36

'BUCHMAN KI JAI!'

Through the years Buchman kept in touch with Mahatma Gandhi. When he was in London for the 1931 Round Table Conference he came to tea with Buchman at Brown's with his son Devadas. 'Frank realised that my father never carried any money with him, indeed he could not because he was dressed in his dhoti which had no receptacle for it,' Devadas told Michael Barrett years later. 'When we arrived at Brown's Hotel, Frank was waiting on the pavement with the money for the taxi, plus a tip for the driver. After tea he put my father in another taxi and paid the driver the fare to the East End of London plus tip. That is why I always send my car to the airport for him when he passes through India.'

Buchman and Gandhi also conducted a correspondence at various times.* In the main, however, Buchman maintained his touch through mutual friends like Charles F. Andrews and Metropolitan Foss Westcott, and colleagues like Roger Hicks, Bishop West, and the Burmese school-mistress, Ma Nyein Tha, who visited Gandhi in his ashram. On occasion Gandhi made criticisms of Buchman's work. However, Hicks - who spent many years in India and stayed at the ashram for weeks at a time - told Gandhi of the character changes in certain British officials, notably Lionel Jardine, then Revenue Commissioner in the North-West Frontier Province, and the effect of this change in bringing peace between Hindus and Muslims. Hicks writes that when they next met in May 1940, 'Gandhi reminded me of the stories I had told him about Jardine and said that he had had Khan Sahib, the Chief Minister of the Province, investigate them and "they were all true". He considered that this was the most important thing coming out of the West today. ... If men's motives and conduct could be changed, then the chess board was upset and anything could happen.

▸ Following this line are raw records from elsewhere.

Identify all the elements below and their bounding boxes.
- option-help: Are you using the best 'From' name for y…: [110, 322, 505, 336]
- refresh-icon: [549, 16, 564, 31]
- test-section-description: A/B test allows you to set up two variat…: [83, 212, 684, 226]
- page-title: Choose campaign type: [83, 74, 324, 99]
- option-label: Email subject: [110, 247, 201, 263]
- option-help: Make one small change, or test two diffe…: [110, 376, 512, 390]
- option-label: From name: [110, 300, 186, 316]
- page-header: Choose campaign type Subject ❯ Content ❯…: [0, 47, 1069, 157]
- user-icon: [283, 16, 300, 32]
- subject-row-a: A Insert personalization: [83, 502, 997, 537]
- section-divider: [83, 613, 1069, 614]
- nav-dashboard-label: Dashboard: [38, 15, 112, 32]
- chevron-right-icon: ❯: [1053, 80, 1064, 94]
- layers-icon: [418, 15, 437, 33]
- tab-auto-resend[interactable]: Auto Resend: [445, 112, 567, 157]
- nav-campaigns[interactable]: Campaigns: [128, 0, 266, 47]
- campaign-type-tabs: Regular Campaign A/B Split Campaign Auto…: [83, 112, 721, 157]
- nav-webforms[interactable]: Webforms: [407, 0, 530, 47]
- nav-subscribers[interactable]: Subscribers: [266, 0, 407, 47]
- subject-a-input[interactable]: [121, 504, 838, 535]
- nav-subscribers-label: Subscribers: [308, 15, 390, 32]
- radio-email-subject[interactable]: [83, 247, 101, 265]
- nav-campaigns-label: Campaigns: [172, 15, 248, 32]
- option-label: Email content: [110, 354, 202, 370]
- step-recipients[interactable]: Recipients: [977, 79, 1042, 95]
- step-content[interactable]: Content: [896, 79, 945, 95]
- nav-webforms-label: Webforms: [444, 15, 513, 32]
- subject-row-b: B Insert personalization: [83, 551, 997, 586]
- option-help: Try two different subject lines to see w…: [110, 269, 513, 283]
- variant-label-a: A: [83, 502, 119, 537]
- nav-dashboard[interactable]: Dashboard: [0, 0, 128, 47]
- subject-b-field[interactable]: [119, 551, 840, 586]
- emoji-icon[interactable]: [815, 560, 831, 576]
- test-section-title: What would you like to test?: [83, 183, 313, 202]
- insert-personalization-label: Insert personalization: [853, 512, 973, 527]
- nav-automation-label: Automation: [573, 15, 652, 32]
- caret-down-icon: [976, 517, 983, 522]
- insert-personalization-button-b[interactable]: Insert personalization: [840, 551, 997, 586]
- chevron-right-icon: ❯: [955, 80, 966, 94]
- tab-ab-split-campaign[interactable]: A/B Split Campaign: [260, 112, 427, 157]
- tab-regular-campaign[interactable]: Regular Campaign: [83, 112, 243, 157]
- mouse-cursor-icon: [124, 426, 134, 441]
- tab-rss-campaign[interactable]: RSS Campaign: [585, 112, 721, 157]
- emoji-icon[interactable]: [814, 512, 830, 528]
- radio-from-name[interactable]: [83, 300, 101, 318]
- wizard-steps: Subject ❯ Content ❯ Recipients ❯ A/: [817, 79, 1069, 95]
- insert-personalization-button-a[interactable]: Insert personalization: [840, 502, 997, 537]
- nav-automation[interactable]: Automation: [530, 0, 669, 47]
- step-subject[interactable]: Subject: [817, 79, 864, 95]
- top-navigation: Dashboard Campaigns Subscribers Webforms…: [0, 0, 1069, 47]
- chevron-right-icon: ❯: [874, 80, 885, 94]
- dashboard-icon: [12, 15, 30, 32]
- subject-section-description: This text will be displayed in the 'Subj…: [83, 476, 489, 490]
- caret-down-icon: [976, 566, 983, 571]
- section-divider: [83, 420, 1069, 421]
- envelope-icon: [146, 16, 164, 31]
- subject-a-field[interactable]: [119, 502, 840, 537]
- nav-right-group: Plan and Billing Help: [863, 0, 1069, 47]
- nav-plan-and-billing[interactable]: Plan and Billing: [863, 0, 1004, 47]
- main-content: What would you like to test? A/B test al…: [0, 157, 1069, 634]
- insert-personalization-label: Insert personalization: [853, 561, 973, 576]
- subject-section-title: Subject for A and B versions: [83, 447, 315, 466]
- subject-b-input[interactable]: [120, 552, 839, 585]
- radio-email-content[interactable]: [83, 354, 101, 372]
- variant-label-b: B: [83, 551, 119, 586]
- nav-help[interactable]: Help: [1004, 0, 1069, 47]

He bade me go and see the Viceroy and tell him that if this spirit prevailed India and Britain would be able to come to terms at once.'1

(* This correspondence is referred to in other papers, but is lost.)

Buchman had a natural sympathy with the newly independent countries of Asia, and in 1952 he accepted invitations to take an international team to India, Ceylon and Pakistan. The Indian invitation had come in September 1950 from eighteen distinguished personalities headed by G. L. Nanda, by then Minister of Planning in Delhi.* The Prime Minister of Ceylon, Dudley Senanayake, and members of his government and the opposition had sent a similar invitation, and Pakistani ministers had repeated one given to Buchman personally by Mohammad Ali Jinnah - and accepted by him - during the Independence talks in London.

(* Others on the invitation committee included R. K. Patil and G. L. Mehta, members of the National Planning Commission; Khandubhai Desai, President of the Indian National Trade Union Congress; Sir Lakhshmanaswami Mudaliar, Vice-Chancellor of Madras University; Dr B. C. Roy, Chief Minister of West Bengal; K. M. Patnaik, Speaker of the Legislative Assembly of Orissa; Dr Sampuranand, Minister of Education in the United Provinces; A. N. Sinha, Minister of Labour in Bihar; J. R. D. Tata, Chairman of Tata Industries.)